To address this, several steps were taken:

  • Roster Optimization: Agents were scheduled to handle calls based on school terms and timetables, improving response times slightly.
  • Collaboration: Engaging in discussions with teachers and the department led to the realisation that reducing resolution times in some cases was not feasible. Instead, the focus shifted to answering calls promptly during school breaks. KPIs were adjusted accordingly during term breaks to adapt to changing business needs.

These simple changes improved customer feedback and a more satisfactory experience.

Price, Quality, and Speed: Finding the Balance

Recalling the ITIL adage that you can have only two out of three – price, quality, and speed – prompts the question: Is it possible to have all three? Here are some strategies to achieve this elusive balance:

Balance: Prioritising Customer Needs

Every customer's needs are unique. Consider a more nuanced approach instead of focusing on a rigid choice between price, quality, and speed. Determine what's essential to your specific customers and align your KPIs accordingly. This approach strives to deliver "cheap enough, good enough, and fast enough" to meet their distinct requirements.

Smarter: Embracing Automation and AI

In the era of AI and automation, simultaneously achieving quality, speed, and affordability is increasingly feasible. While perfection may not be attainable, automation offers consistency, a vital element in delivering quality and speed. As automation matures, it can be refined incrementally to enhance quality further. In due course, you will respond faster and more consistently and at a lower cost.

80/20 Rule: Emphasising Pragmatism

Perfection can often become a hindrance. Overly fixating on perfection can stall your progress. Embrace the 80/20 rule, which suggests that delivering 80% of what's needed is an excellent starting point. This pragmatic approach enables you to strike the right balance between price, quality, and speed without getting bogged down in perfectionism.

Measuring True Value: A Customer-Centric Approach

Accurate value measurement becomes more attainable and relevant when you deeply understand your customers' requirements and meticulously document your services. If you've missed this crucial step, you might measure your perception of what customers want rather than what they genuinely need to achieve their objectives. While KPIs remain valuable for measuring response and resolution times, they may not capture the alignment of your service with customer expectations (beyond response times).

Implementing feedback surveys, both online and in-person, can provide a more holistic perspective of the value your service delivers. Remember the importance of being "fit for purpose" and "fit for use" when assessing your service's value proposition.
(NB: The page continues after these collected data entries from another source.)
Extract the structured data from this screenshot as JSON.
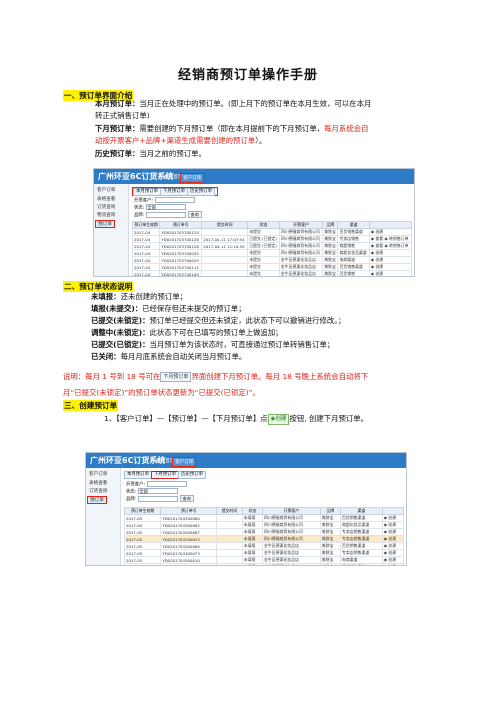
{
  "doc_title": "经销商预订单操作手册",
  "sec1": {
    "heading": "一、预订单界面介绍",
    "l1_label": "本月预订单：",
    "l1_text": "当月正在处理中的预订单。(即上月下的预订单在本月生效，可以在本月",
    "l1_cont": "转正式销售订单)",
    "l2_label": "下月预订单：",
    "l2_text": "需要创建的下月预订单（即在本月提前下的下月预订单，",
    "l2_red": "每月系统会自",
    "l2_cont_red": "动按开票客户+品牌+渠道生成需要创建的预订单",
    "l2_cont": "）。",
    "l3_label": "历史预订单：",
    "l3_text": "当月之前的预订单。"
  },
  "shot1": {
    "brand": "广州环亚6C订货系统",
    "nav": [
      "系统首页",
      "客户订单"
    ],
    "side": [
      "客户订单",
      "表格查看",
      "订货查询",
      "物流查询",
      "预订单"
    ],
    "tabs": [
      "本月预订单",
      "下月预订单",
      "历史预订单"
    ],
    "form_labels": [
      "开票客户:",
      "状态:",
      "品牌:"
    ],
    "form_values": [
      "",
      "全部",
      ""
    ],
    "query_label": "查询",
    "columns": [
      "预订单生效期",
      "预订单号",
      "提交时间",
      "状态",
      "开票客户",
      "品牌",
      "渠道",
      ""
    ],
    "rows": [
      [
        "2017-04",
        "YD0201703700125",
        "",
        "未提交",
        "四川德福商贸有限公司",
        "美肤宝",
        "百货销售渠道",
        "◉ 创建"
      ],
      [
        "2017-04",
        "YD0201703700126",
        "2017-04-11 17:07:54",
        "已提交 (已锁定)",
        "四川德福商贸有限公司",
        "美肤宝",
        "专卖店销售",
        "◉ 查看 ◉ 转销售订单"
      ],
      [
        "2017-04",
        "YD0201703700128",
        "2017-04-11 11:10:55",
        "已提交 (已锁定)",
        "四川德福商贸有限公司",
        "美肤宝",
        "商超销售",
        "◉ 查看 ◉ 转销售订单"
      ],
      [
        "2017-04",
        "YD0201703700035",
        "",
        "未提交",
        "四川德福商贸有限公司",
        "美肤宝",
        "商超化妆品渠道",
        "◉ 创建"
      ],
      [
        "2017-04",
        "YD0201703700029",
        "",
        "未提交",
        "金牛区德惠化妆品店",
        "美肤宝",
        "电商渠道",
        "◉ 创建"
      ],
      [
        "2017-04",
        "YD0201703700111",
        "",
        "未提交",
        "金牛区德惠化妆品店",
        "美肤宝",
        "百货销售渠道",
        "◉ 创建"
      ],
      [
        "2017-04",
        "YD0201703700109",
        "",
        "未提交",
        "金牛区德惠化妆品店",
        "美肤宝",
        "百货销售",
        "◉ 创建"
      ],
      [
        "2017-04",
        "YD0201703700136",
        "2017-04-13 15:47:38",
        "已提交 (已锁定)",
        "金牛区德惠化妆品店",
        "美肤宝",
        "专卖店销售",
        "◉ 查看 ◉ 转销售订单"
      ]
    ]
  },
  "sec2": {
    "heading": "二、预订单状态说明",
    "items": [
      {
        "label": "未填报：",
        "text": "还未创建的预订单；"
      },
      {
        "label": "填报(未提交)：",
        "text": "已经保存但还未提交的预订单；"
      },
      {
        "label": "已提交(未锁定)：",
        "text": "预订单已经提交但还未锁定，此状态下可以撤销进行修改。；"
      },
      {
        "label": "调整中(未锁定)：",
        "text": "此状态下可在已填写的预订单上做追加；"
      },
      {
        "label": "已提交(已锁定)：",
        "text": "当月预订单为该状态时，可直接通过预订单转销售订单；"
      },
      {
        "label": "已关闭：",
        "text": "每月月底系统会自动关闭当月预订单。"
      }
    ],
    "note_a": "说明：每月 1 号到 18 号可在",
    "note_btn": "下月预订单",
    "note_b": "界面创建下月预订单。每月 18 号晚上系统会自动将下",
    "note_c": "月“已提交(未锁定)”的预订单状态更新为“已提交(已锁定)”。"
  },
  "sec3": {
    "heading": "三、创建预订单",
    "step_a": "1、【客户订单】—【预订单】—【下月预订单】点",
    "step_btn": "◉创建",
    "step_b": "按钮, 创建下月预订单。"
  },
  "shot2": {
    "brand": "广州环亚6C订货系统",
    "nav": [
      "系统首页",
      "客户订单"
    ],
    "side": [
      "客户订单",
      "表格查看",
      "订货查询",
      "预订单"
    ],
    "tabs": [
      "本月预订单",
      "下月预订单",
      "历史预订单"
    ],
    "form_labels": [
      "开票客户:",
      "状态:",
      "品牌:"
    ],
    "form_values": [
      "",
      "全部",
      ""
    ],
    "query_label": "查询",
    "columns": [
      "预订单生效期",
      "预订单号",
      "提交时间",
      "状态",
      "开票客户",
      "品牌",
      "渠道",
      ""
    ],
    "rows": [
      [
        "2017-05",
        "YD0201704300080",
        "",
        "未填报",
        "四川德福商贸有限公司",
        "美肤宝",
        "百货销售渠道",
        "◉ 创建"
      ],
      [
        "2017-05",
        "YD0201704300082",
        "",
        "未填报",
        "四川德福商贸有限公司",
        "美肤宝",
        "商超化妆品渠道",
        "◉ 创建"
      ],
      [
        "2017-05",
        "YD0201704300087",
        "",
        "未填报",
        "四川德福商贸有限公司",
        "美肤宝",
        "专卖店销售渠道",
        "◉ 创建"
      ],
      [
        "2017-05",
        "YD0201704300053",
        "",
        "未填报",
        "四川德福商贸有限公司",
        "美肤宝",
        "专卖店销售渠道",
        "◉ 创建"
      ],
      [
        "2017-05",
        "YD0201704300084",
        "",
        "未填报",
        "金牛区德惠化妆品店",
        "美肤宝",
        "百货销售渠道",
        "◉ 创建"
      ],
      [
        "2017-05",
        "YD0201704300073",
        "",
        "未填报",
        "金牛区德惠化妆品店",
        "美肤宝",
        "专卖店销售渠道",
        "◉ 创建"
      ],
      [
        "2017-05",
        "YD0201704300010",
        "",
        "未填报",
        "金牛区德惠化妆品店",
        "美肤宝",
        "电商渠道",
        "◉ 创建"
      ],
      [
        "2017-05",
        "YD0201704300070",
        "",
        "未填报",
        "金牛区德惠化妆品店",
        "美肤宝",
        "百货销售渠道",
        "◉ 创建"
      ]
    ]
  },
  "colors": {
    "accent_red": "#e0251b",
    "highlight_yellow": "#fff200",
    "header_blue": "#2e7cc7"
  }
}
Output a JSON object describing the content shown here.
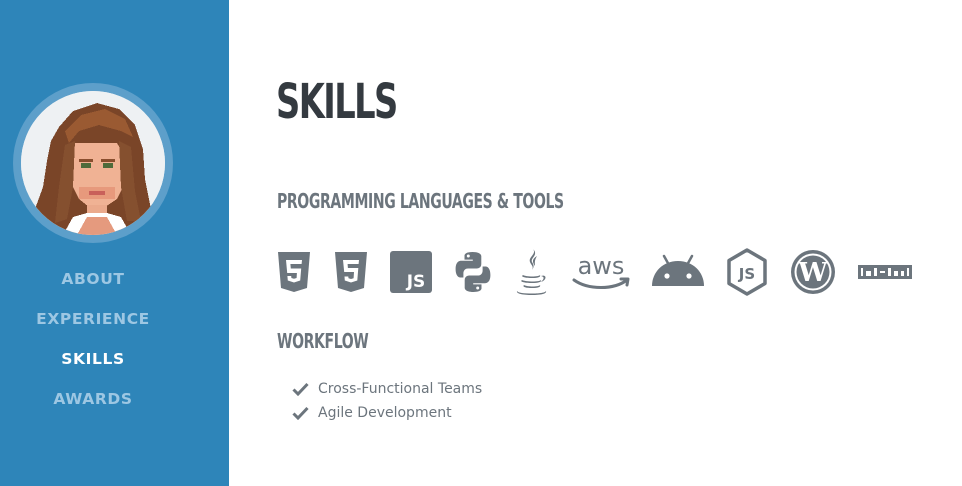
{
  "sidebar": {
    "avatar_alt": "profile avatar",
    "nav": [
      {
        "label": "ABOUT",
        "active": false
      },
      {
        "label": "EXPERIENCE",
        "active": false
      },
      {
        "label": "SKILLS",
        "active": true
      },
      {
        "label": "AWARDS",
        "active": false
      }
    ]
  },
  "main": {
    "title": "SKILLS",
    "languages_heading": "PROGRAMMING LANGUAGES & TOOLS",
    "tool_icons": [
      "html5-icon",
      "css3-icon",
      "js-square-icon",
      "python-icon",
      "java-icon",
      "aws-icon",
      "android-icon",
      "node-js-icon",
      "wordpress-icon",
      "npm-icon"
    ],
    "workflow_heading": "WORKFLOW",
    "workflow_items": [
      "Cross-Functional Teams",
      "Agile Development"
    ]
  },
  "colors": {
    "sidebar_bg": "#2e85b9",
    "nav_text": "#9dc7e3",
    "nav_active": "#ffffff",
    "title": "#343a40",
    "subhead": "#6c757d",
    "icon": "#6c757d"
  }
}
Conclusion: Delivering Value That Matters

In IT Service Management, measuring value necessitates a customer-centric approach that transcends traditional KPIs. By comprehending your customers' unique needs, striving for a balance between cost, quality, and speed, and leveraging automation judiciously, you can provide services that meet their expectations. Remember, it's not solely about what you intend to deliver; it's about delivering what your customers require to thrive. In this customer-centric paradigm, value is defined by what matters most to those you serve.

Key Takeaways

  1. Tailor Your Metrics: Customise your KPIs to align with your customer’s needs and priorities rather than relying on one-size-fits-all metrics.
  2. Balancing Act: Striking the right balance between cost, quality, and speed is essential. Consider what's "cheap enough, good enough, and fast enough" for your customers.
  3. Automation for Consistency: Embrace automation and AI to maintain consistency in your service delivery, leading to faster responses and improved quality while managing costs.
  4. 80/20 Rule: Don't chase perfection; start by delivering what's vital and refine your services over time.
  5. Customer-Centric Measurement: Focus on customer-centric metrics, like being "fit for purpose" and "fit for use," to ensure your services align with customer expectations.
  6. Feedback Matters: Implement feedback surveys to understand how well your services meet customer needs and expectations.